Deloitte: Und welche Bedeutung hat die Technologie?

Markus Gisler: Die Finanzbereiche nutzen schon viele Jahrzehnte Technologien. Sie sind enge Begleiter der Finanzfunktion. Ohne ERP-Systeme, Software- und Kommunikationslösungen, ja die ganze Digitalisierung ist die heutige Finanzfunktion nicht mehr vorstellbar. Ich bin überzeugt, dass weitere, neue Technologien in den kommenden Jahren und Jahrzehnten die Finanzabteilungen prägen und weiterentwickeln werden. Ich denke da an Roboter, die Prozesse automatisieren (RPA), intelligente Automatisierung, Hyperautomation, Natural Language Processing, Cloud Computing bis hin zu Anwendungen der künstlichen Intelligenz.

Deloitte: Was bedeutet dieser Wandel für soziale Aspekte wie die Unternehmenskultur von Finanzabteilungen?

Markus Gisler: Allein schon aus dem Technologieumfeld kommt vieles auf die Finanzfunktion zu. Sie ist gezwungen, sich zu wandeln.

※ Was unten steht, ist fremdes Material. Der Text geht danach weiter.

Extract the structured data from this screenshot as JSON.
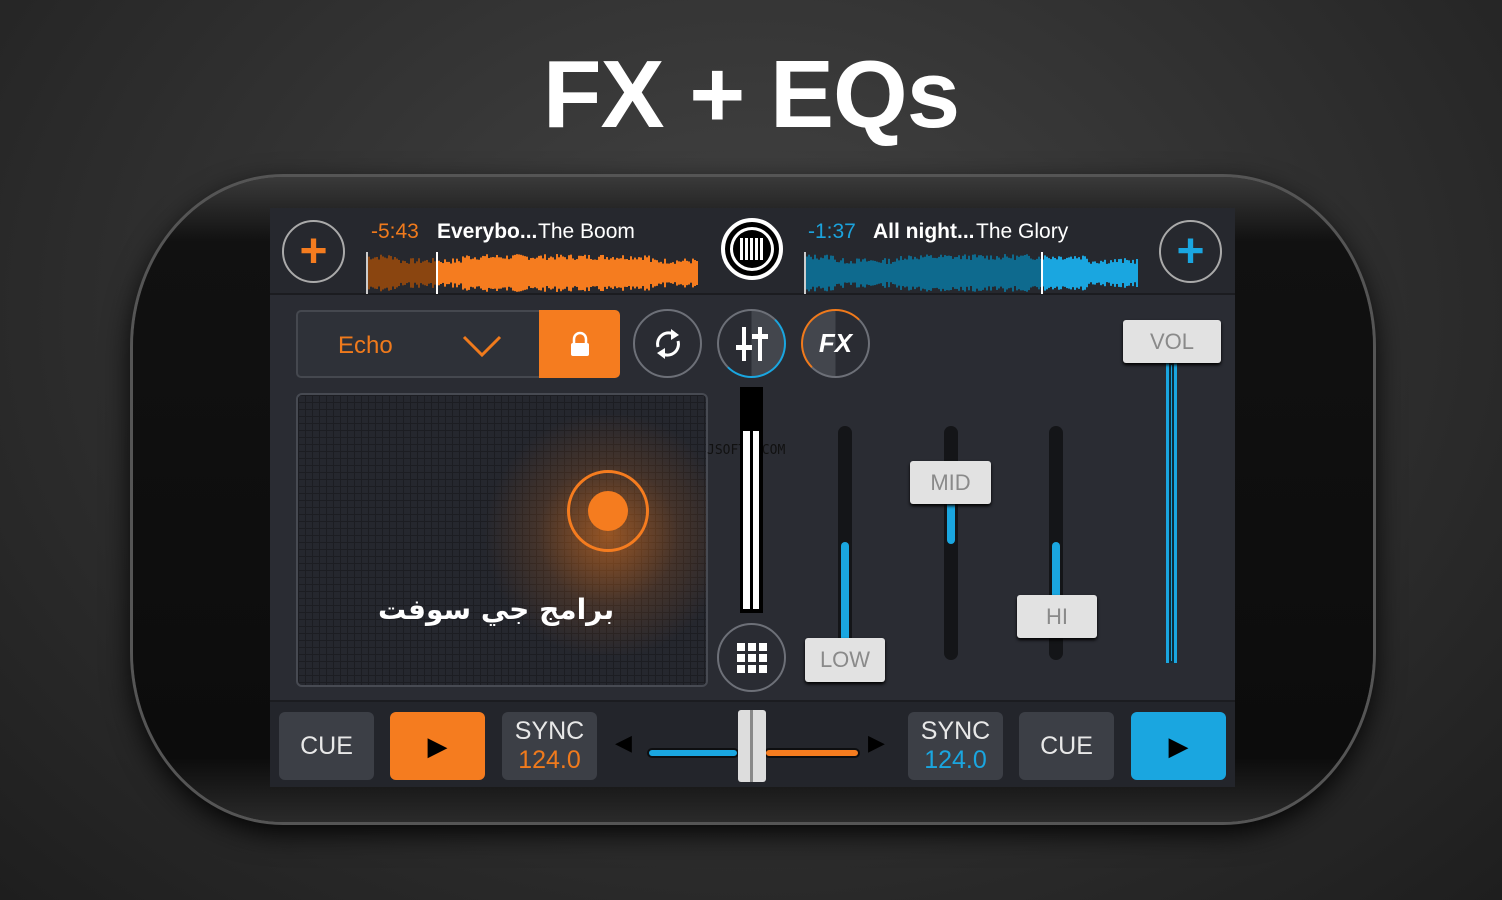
{
  "title": "FX + EQs",
  "deck_left": {
    "time": "-5:43",
    "track_title": "Everybo...",
    "artist": "The Boom",
    "color": "#f57c1f",
    "progress": 0.21
  },
  "deck_right": {
    "time": "-1:37",
    "track_title": "All night...",
    "artist": "The Glory",
    "color": "#1aa6e0",
    "progress": 0.71
  },
  "fx": {
    "selected": "Echo"
  },
  "icons": {
    "add": "plus-icon",
    "logo": "vinyl-logo-icon",
    "lock": "lock-icon",
    "loop": "loop-icon",
    "mixer": "mixer-sliders-icon",
    "fx": "FX",
    "grid": "grid-icon"
  },
  "eq": {
    "low_label": "LOW",
    "mid_label": "MID",
    "hi_label": "HI",
    "vol_label": "VOL",
    "low": 0.05,
    "mid": 0.8,
    "hi": 0.3,
    "vol": 1.0
  },
  "bottom": {
    "cue_left": "CUE",
    "cue_right": "CUE",
    "sync_label": "SYNC",
    "bpm_left": "124.0",
    "bpm_right": "124.0",
    "crossfader": 0.5
  },
  "watermark": {
    "arabic": "برامج جي سوفت",
    "site": "JSOFTJ.COM"
  }
}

Damit wird sie stärker als früher im Umgang mit weichen Faktoren gefordert und muss sich Fragen stellen wie zum Beispiel: Wie gehen wir als stabilitätsfokussierte Abteilung mit Veränderungen um? Wie können wir gleichzeitig Stabilität vermitteln und offen sein für Neues? Wie balancieren wir die beiden gegensätzlichen Ansprüche am besten?

Deloitte: Zentral für die Finanzfunktion sind natürlich die Mitarbeitenden. Wie sieht es hier mit den kommenden Fach- und Führungskräften aus, in der Aus- und Weiterbildung, mit ihren Interessen und Werten?

Markus Gisler: Bei dieser Frage gilt es, Aus- und Weiterbildung gesondert zu betrachten. Weiterbildungsprogramme nehmen neue Kompetenzanforderungen der Wirtschaft an Mitarbeitende sehr rasch und flexibel auf. Fachhochschulen beispielsweise bauen neue Kompetenzen in ihre Programme ein oder bieten neue Angebote an. Mitarbeitende, die sich fortlaufend weiterbilden und à jour halten, bleiben so auf der Höhe der Zeit. Sie erweitern ihre Kompetenzen kontinuierlich. Unternehmen, die in die Weiterbildung ihrer Mitarbeitenden investieren, erarbeiten sich einen Wettbewerbsvorteil.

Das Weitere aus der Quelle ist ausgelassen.